- Born: November 11, 1911 New York City
- Died: February 25, 1992 (aged 80) Milton, Massachusetts
- Scientific career
- Fields: Endocrinology
- Institutions: Massachusetts General Hospital Harvard Medical School

= Anne Pappenheimer Forbes =

American endocrinologist

Anne Pappenheimer Forbes (1911–1992) was an American endocrinologist. A graduate of Radcliffe College and Columbia College of Physicians and Surgeons, she was an associate of Fuller Albright, who was the endocrinology chief at Harvard Medical School and Massachusetts General Hospital (MGH). Forbes was one of the first women to reach the rank of clinical professor at Harvard Medical School.

Forbes opened the Ovarian Dysfunction Clinic at MGH, and she took on much of the administrative responsibility for Albright's research studies beginning in the late 1930s, when he was diagnosed with Parkinson's disease.
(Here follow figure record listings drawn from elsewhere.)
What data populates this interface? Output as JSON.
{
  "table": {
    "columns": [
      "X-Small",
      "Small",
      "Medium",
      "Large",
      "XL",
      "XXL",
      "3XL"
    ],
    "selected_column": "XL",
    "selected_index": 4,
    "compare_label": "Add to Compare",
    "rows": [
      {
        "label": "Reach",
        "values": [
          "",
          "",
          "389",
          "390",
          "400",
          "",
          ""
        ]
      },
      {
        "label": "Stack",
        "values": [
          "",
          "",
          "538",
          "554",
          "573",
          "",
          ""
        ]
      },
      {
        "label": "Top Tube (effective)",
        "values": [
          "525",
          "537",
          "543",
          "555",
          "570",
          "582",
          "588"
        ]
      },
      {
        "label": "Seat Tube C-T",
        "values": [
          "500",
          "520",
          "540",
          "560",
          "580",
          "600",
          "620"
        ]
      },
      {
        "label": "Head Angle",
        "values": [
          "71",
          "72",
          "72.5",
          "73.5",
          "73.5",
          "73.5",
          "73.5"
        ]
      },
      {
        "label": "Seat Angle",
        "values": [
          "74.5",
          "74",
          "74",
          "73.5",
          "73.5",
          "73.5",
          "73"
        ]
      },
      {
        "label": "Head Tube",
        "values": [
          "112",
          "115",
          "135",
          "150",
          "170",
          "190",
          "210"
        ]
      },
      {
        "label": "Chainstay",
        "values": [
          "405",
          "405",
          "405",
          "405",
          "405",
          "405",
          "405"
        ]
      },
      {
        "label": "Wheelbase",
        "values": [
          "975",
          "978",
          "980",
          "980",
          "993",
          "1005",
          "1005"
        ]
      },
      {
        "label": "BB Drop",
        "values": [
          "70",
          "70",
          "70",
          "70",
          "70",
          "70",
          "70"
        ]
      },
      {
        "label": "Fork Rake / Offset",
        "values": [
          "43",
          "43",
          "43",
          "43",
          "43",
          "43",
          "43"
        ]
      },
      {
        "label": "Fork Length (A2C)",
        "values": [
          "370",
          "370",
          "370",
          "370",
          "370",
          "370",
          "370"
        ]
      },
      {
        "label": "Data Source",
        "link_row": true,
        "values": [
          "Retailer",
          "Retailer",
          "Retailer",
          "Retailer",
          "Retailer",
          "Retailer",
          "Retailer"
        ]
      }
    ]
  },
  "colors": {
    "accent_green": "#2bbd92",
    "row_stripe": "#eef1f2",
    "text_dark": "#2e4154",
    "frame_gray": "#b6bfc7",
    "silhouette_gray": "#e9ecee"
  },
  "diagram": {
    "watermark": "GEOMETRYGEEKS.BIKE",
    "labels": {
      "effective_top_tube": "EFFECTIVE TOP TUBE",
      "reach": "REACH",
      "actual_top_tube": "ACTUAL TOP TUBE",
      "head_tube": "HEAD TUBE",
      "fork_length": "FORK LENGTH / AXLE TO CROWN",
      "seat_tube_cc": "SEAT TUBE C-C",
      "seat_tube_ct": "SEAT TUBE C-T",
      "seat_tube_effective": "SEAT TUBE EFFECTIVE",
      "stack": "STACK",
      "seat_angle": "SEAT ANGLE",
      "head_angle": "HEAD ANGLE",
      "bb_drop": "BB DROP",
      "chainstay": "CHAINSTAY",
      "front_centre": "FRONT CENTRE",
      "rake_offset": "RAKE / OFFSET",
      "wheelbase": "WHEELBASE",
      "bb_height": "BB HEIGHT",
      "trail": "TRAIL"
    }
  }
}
She practiced medicine until 1980. Forbes-Albright syndrome is partly named for her.

==Early life==
Forbes was born Anne Pappenheimer in New York City on November 11, 1911. Her father, Alwin Max Pappenheimer, was a physician and professor of pathology at Columbia College of Physicians and Surgeons. Two brothers, John Pappenheimer and Alwin Max Pappenheimer Jr., became science professors at Harvard University. Forbes attended the Lincoln School in New York, where she had diverse extracurricular involvement. She was a writer for the school newspaper, learned to farm, and rode horses. At the Lincoln School she identified that she wanted to be a farmer or a doctor. She entered Radcliffe College at the age of 16.

In 1931, with Forbes headed into her senior year at Radcliffe, her parents took her on a trip through several countries, including Russia and China. She was away from her studies for several months, and had to make up the time in summer school. Part of her summer work involved biochemistry studies at the Marine Biological Laboratory at Woods Hole. She was granted an undergraduate degree in 1933, after she completed her first year of medical school at Columbia.

==Career==
Forbes graduated from medical school in 1936. She spent the next two years as an intern at Johns Hopkins Hospital. Forbes began at MGH in 1939 as an unpaid observer. Once World War II got underway, many male physicians were called to active duty and Forbes formally became a colleague of Albright. She opened the Ovarian Dysfunction Clinic at MGH. When Forbes took the formal position at MGH, she assumed the administrative responsibilities for Albright's research studies, as he had been diagnosed with Parkinson's disease. They worked together until 1956, when Albright experienced complications after a brain surgery intended to treat his disease. Albright remained in a vegetative state until he died in 1969.

As one of the first women to become a clinical professor at Harvard Medical School, Forbes balanced her work responsibilities with her family life. She married William Hathaway Forbes in 1935 and they had five children, including historian Beatrice Forbes Manz.

==Later life==
Forbes retired in 1980, and she spent much of her time taking care of her garden and raising ponies and sheep. Forbes learned to shear the sheep and to spin and dye the wool herself. She was a caretaker for her husband while he suffered from dementia, and she helped to care for her grandchildren while their mothers worked. She died in 1992, before her husband, of Hodgkin lymphoma.

Forbes-Albright syndrome was the name given to amenorrhea and galactorrhea occurring in the presence of a pituitary tumor. Forbes was one of the first women elected to membership in the American Society for Clinical Investigation. In a Harvard Medical School memorial, her colleagues referred to her as "endocrinology growth factor" for her ability to mentor young physicians in that specialty.